Sabrina Belaïba Correspondante à Londres Publié le - Mis à jour le

International

Etre sur le pied de guerre. L’expression pourrait presque être prise au sérieux durant les Jeux olympiques de Londres. Plus de 40 000 hommes au total sont mobilisés pour assurer la sécurité sur les sites sportifs et dans les rues. La menace terroriste au Royaume-Uni est actuellement considérée comme "substantielle", ce qui représente le troisième niveau d’alerte sur cinq. Et pas question pour le gouvernement de laisser échapper la situation. Il a encore à l’esprit la série d’attentats suicides qui avaient fait 52 morts le 7 juillet 2005, au lendemain de la sélection de Londres comme hôte des JO 2012.

Pour pallier tous les scénarios, un budget astronomique de 663 millions d’euros a été dépensé. Près de 17 000 militaires sont mobilisés, auxquels s’ajoutent 12 500 policiers. Le reste étant assuré par des gardiens ou des volontaires. Des missiles antiaériens se tiennent prêts en prévention d’une éventuelle attaque terroriste. Certains ont d’ailleurs été installés sur les toits de maisons de particuliers du quartier de Stratford (Est de Londres), là où se situe le site olympique, provoquant la colère des habitants. Par ailleurs, des hélicoptères avec à leur bord des tireurs d’élite de la Royal Air Force sont déployés pour suivre les événements, ainsi que quatre avions de combat.

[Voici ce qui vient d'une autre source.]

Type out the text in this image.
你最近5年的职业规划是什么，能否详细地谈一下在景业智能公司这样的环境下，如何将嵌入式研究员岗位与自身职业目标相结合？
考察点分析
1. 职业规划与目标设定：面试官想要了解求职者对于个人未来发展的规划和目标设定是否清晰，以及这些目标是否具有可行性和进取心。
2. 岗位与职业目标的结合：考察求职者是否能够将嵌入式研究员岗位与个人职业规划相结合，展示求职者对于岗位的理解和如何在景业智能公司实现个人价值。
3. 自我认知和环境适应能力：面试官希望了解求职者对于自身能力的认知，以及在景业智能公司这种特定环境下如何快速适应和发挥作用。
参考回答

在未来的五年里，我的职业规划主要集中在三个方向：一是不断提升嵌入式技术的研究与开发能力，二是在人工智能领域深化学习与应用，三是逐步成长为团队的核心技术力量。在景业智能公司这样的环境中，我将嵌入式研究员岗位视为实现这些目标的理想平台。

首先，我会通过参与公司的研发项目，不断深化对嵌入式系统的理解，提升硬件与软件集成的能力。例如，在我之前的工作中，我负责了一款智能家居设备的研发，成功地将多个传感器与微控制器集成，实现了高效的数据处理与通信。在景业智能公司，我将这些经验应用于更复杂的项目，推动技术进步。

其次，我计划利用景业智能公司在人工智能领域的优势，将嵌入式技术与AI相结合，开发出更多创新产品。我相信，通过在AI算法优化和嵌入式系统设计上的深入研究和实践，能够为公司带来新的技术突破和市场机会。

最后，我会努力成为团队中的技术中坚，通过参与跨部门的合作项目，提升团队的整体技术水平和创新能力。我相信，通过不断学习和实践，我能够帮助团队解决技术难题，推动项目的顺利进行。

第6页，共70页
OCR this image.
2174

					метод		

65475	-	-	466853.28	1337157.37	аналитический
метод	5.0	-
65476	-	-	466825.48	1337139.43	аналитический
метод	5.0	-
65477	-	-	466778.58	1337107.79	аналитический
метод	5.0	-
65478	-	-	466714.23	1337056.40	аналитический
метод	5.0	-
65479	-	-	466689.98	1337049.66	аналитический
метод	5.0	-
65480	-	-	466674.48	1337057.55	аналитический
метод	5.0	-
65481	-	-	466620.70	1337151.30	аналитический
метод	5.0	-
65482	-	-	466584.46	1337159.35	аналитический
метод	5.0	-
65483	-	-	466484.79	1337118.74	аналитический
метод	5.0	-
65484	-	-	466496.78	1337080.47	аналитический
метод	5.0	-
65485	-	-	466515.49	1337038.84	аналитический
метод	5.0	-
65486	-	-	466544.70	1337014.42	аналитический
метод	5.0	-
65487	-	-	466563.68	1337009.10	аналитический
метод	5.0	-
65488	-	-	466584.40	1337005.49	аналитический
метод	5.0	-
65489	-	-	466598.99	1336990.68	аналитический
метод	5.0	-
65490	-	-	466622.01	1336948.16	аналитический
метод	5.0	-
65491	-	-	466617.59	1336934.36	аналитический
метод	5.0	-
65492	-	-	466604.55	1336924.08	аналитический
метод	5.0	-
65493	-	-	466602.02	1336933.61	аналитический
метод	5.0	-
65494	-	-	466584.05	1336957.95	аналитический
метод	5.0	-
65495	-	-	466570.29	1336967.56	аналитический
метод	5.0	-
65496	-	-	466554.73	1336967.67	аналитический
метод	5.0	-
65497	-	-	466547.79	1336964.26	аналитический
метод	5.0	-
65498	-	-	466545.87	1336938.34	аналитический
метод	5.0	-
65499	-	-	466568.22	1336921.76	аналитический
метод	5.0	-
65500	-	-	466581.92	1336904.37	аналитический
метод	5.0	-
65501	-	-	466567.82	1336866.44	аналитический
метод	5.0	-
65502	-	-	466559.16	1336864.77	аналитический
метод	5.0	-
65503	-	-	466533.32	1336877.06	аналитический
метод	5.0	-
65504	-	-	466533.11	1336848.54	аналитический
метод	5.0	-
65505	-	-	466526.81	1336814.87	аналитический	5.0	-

Ce dispositif inédit pourrait faire penser à un état de siège. Dans les transports en commun, les soldats ont le droit de circuler gratuitement durant toute la période olympique. Une façon d’assurer une présence militaire permanente dans le métro londonien, qui accueillera des millions de passagers chaque jour.

Et à l’entrée des différents sites olympiques, les conditions d’accès sont comparables à celles en vigueur dans les aéroports. Pas de liquides, passage aux rayons X, fouille corporelle Rien n’est laissé au hasard. Les organisateurs veulent à tout prix éviter le moindre incident. Et pour cause, l’été dernier, des violences urbaines ont éclaté à Londres et le gouvernement mesure aujourd’hui les probabilités pour que cela se reproduise à nouveau.

Le pays doit faire face en ce moment à un contexte social difficile. La police aux frontières à l’aéroport d’Heathrow menace de faire grève, ne se considérant pas assez nombreuse pour assurer le flux important de voyageurs attendus tout au long de l’événement.

Avec ce dispositif inédit, les Jeux olympiques semblent être sous contrôle. Cependant, 45 % des Britanniques pensent que la Grande-Bretagne est mal préparée à accueillir l’événement, selon un récent sondage ComRes pour ITV. Et pour cause, il y a deux semaines, la principale société de sécurité privée mandatée pour les Jeux olympiques, G4S, a reconnu son incapacité à remplir son contrat.

Le gouvernement britannique a dû réquisitionner 3 500 militaires supplémentaires pour pallier les déficiences. S’ajoutent à cela d’autres controverses existantes, notamment le manque de qualification des salariés de G4S, qui auraient été formés à la va-vite aux normes de sécurité.

Après cette révélation de faille dans le système de sécurité, le président du comité d’organisation Sebastian Coe a pourtant assuré que les Jeux olympiques de Londres seront "sûrs et maîtrisés".